Test Setup

Performance & Overclocking

Before We Get Started

The new Core i7 in combination with the X58 is quite different than previous generations of Intel CPU & chipset combinations. The fact that the tri-channel memory controller is on the CPU poses a few unique limitations for memory makers. While we always bench DDR3 between 1.5 V and 2.0 V, this spectrum is not possible with the Core i7. Intel advertises and only guarantees their CPUs with up to 1.65 V on the memory, because the memory controller has now been placed on the CPU die. This means that there is a lot less room for higher clocks and it will be interesting to see how the memory fares at this maximum allowed voltage.

It should be noted that overclocking on the Foxconn Bloodrage is an art of its own. While most boards will only give you options which tend to be within certain specification, the Bloodrage gives you all the choices within the BIOS. This means that you may set something which will make your system not boot, even if the components can take the overclock. One thing you should always watch when OCing an i7 is the fact that the frequency of the onboard memory controller should be set to twice the speed of the memory you are running. This is simply achieved by setting the multiplier twice as high for the controller compared to the memory. The CPU voltage has been bumped to 1.45 V and any automatic fan control turned off, so that the Noctua CPU cooler blows full force all the time. Preliminary testing of our specific Bloodrage and i7 CPU seem to point to a possible base clock of 200 with a CPU speed of 4 GHz. Just to make sure, various other voltages have been tweaked to the maximum to allow the best possible overclock on the i7 920 - in fact we are even pushing the north bridge voltage and the so called "UnCore" voltage into the red numbers, to make sure that the CPU & mainboard are not the ones holding us back.

Base Settings

This section is new and illustrates what settings were used to attain the advertised speed of the memory sample in this review:

• Base Clock: 160 MHz
• CPU Multiplier: 20x
• CPU Speed: 2800 MHz
• CPU Voltage: 1.6 V
• CPU VTT (UnCore) Voltage: +300 mV
• X58 I0H Core Voltage: 1.24 V
• Memory Multiplier: 10x

These are just what our Foxconn Bloodrage board booted easily with to reach the Base Clock and resulting 1866 MHz memory speed.

Performance

First off, we checked out the SPD programming of the modules. The advertised speed and latency has been embedded into the memory as well. The second set is the interesting part. Elixir also ships the kit with a 889 MHz setting and as we will see below, this is actually the maximum the memory worked at.
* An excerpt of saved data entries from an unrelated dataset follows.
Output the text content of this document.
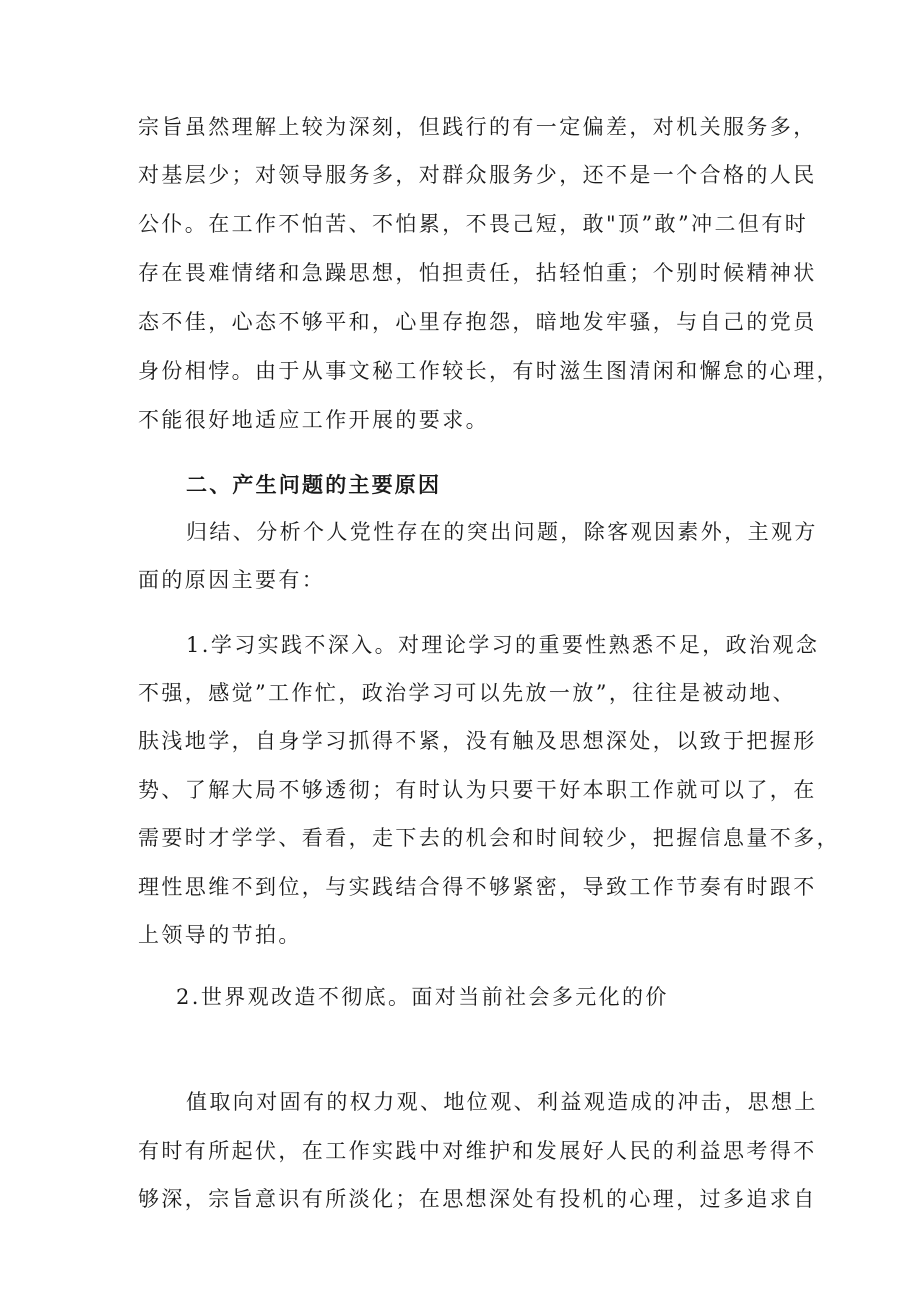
宗旨虽然理解上较为深刻，但践行的有一定偏差，对机关服务多，
对基层少；对领导服务多，对群众服务少，还不是一个合格的人民
公仆。在工作不怕苦、不怕累，不畏己短，敢"顶”敢”冲二但有时
存在畏难情绪和急躁思想，怕担责任，拈轻怕重；个别时候精神状
态不佳，心态不够平和，心里存抱怨，暗地发牢骚，与自己的党员
身份相悖。由于从事文秘工作较长，有时滋生图清闲和懈怠的心理，
不能很好地适应工作开展的要求。
二、产生问题的主要原因
归结、分析个人党性存在的突出问题，除客观因素外，主观方
面的原因主要有：
1.学习实践不深入。对理论学习的重要性熟悉不足，政治观念
不强，感觉”工作忙，政治学习可以先放一放”，往往是被动地、
肤浅地学，自身学习抓得不紧，没有触及思想深处，以致于把握形
势、了解大局不够透彻；有时认为只要干好本职工作就可以了，在
需要时才学学、看看，走下去的机会和时间较少，把握信息量不多，
理性思维不到位，与实践结合得不够紧密，导致工作节奏有时跟不
上领导的节拍。
2.世界观改造不彻底。面对当前社会多元化的价
值取向对固有的权力观、地位观、利益观造成的冲击，思想上
有时有所起伏，在工作实践中对维护和发展好人民的利益思考得不
够深，宗旨意识有所淡化；在思想深处有投机的心理，过多追求自
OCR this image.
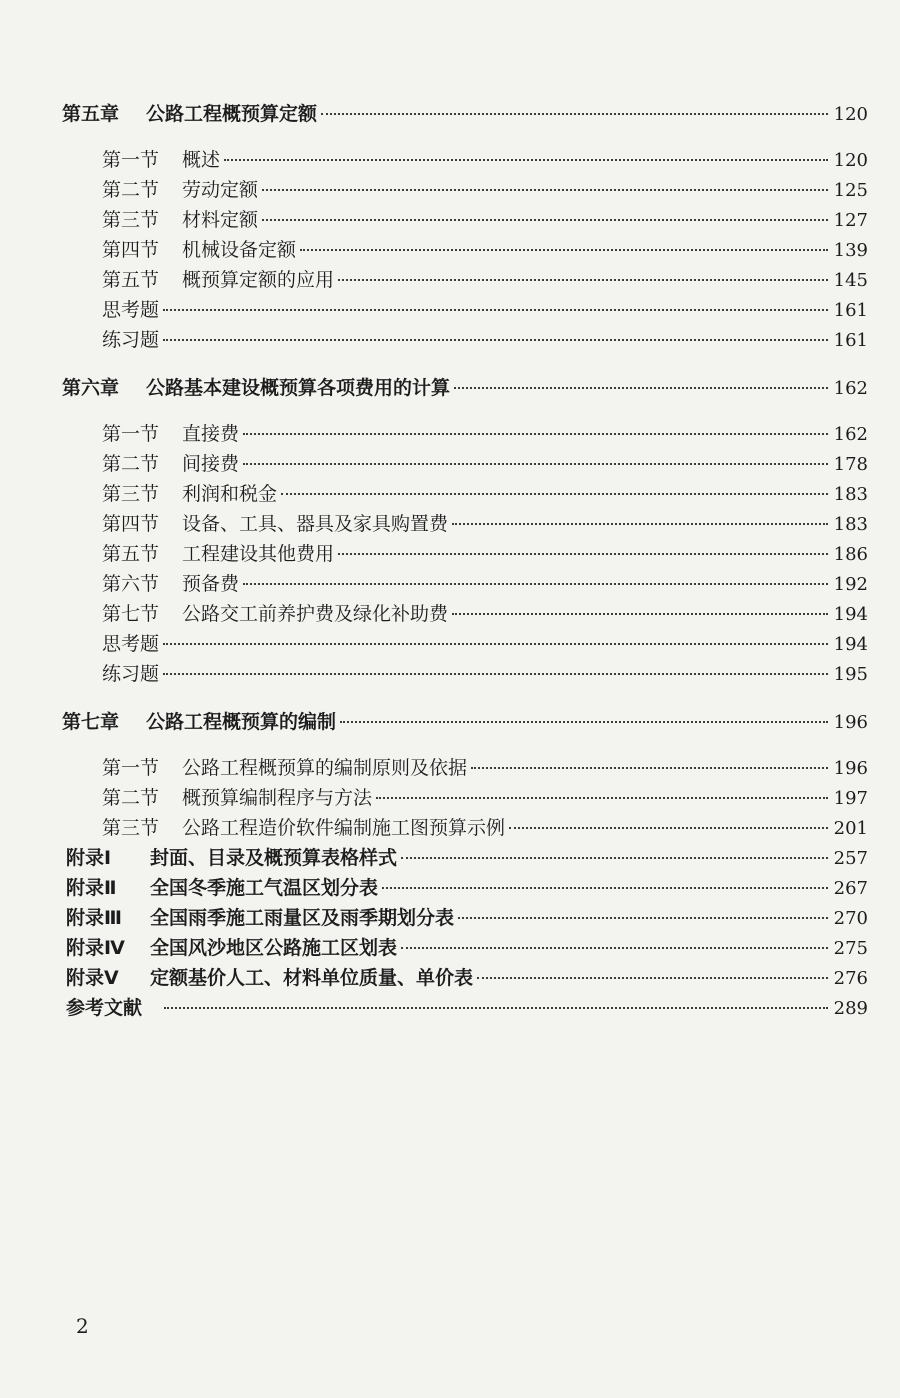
第五章	公路工程概预算定额	120
第一节	概述	120
第二节	劳动定额	125
第三节	材料定额	127
第四节	机械设备定额	139
第五节	概预算定额的应用	145
思考题	161
练习题	161
第六章	公路基本建设概预算各项费用的计算	162
第一节	直接费	162
第二节	间接费	178
第三节	利润和税金	183
第四节	设备、工具、器具及家具购置费	183
第五节	工程建设其他费用	186
第六节	预备费	192
第七节	公路交工前养护费及绿化补助费	194
思考题	194
练习题	195
第七章	公路工程概预算的编制	196
第一节	公路工程概预算的编制原则及依据	196
第二节	概预算编制程序与方法	197
第三节	公路工程造价软件编制施工图预算示例	201
附录Ⅰ	封面、目录及概预算表格样式	257
附录Ⅱ	全国冬季施工气温区划分表	267
附录Ⅲ	全国雨季施工雨量区及雨季期划分表	270
附录Ⅳ	全国风沙地区公路施工区划表	275
附录Ⅴ	定额基价人工、材料单位质量、单价表	276
参考文献	289
2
We usually go all out and give you benchmarks from CL5 to CL9 at voltage settings between 1.5 and 2.0V. The Elixir kit is actually completely unimpressed by any additional voltage. It did boot at any of our settings but raising the voltage did not allow for higher clocks than with the JEDEC standard of 1.5V. So we tried booting the kit at CL5 and CL6, both of which did not yield any success. This leaves us with memory that has four benchable states: 1600 MHz CL9 at 1.5V and the maximum clock at CL7, 8, 9. Considering the fact, that the kit is rated for 1600 MHz at CL9, let us start with this setting. The memory reached 1780 MHz with this latency. Relaxing it further to CL10 did not yield any improvement, thus this is the limit of our sample. at CL7, it managed 1407 MHz, at CL8 that limit was reached with 1476 MHz.


That is it - pretty uneventful. It would have been nice if the kit were able to do CL8 at 1600 MHz or reach 1800 MHz with CL9, but considering that Nanya - the company behind the Elixir brand - only produces JEDEC standard memory kits and ICs, it is understandable that this sample is not meant to run faster with higher voltage or give you much more than the advertised speed. As for voltage graph, there is simply no use in having one, as the memory does not scale at all with increased voltage. It would have 3 straight lines at each CL setting.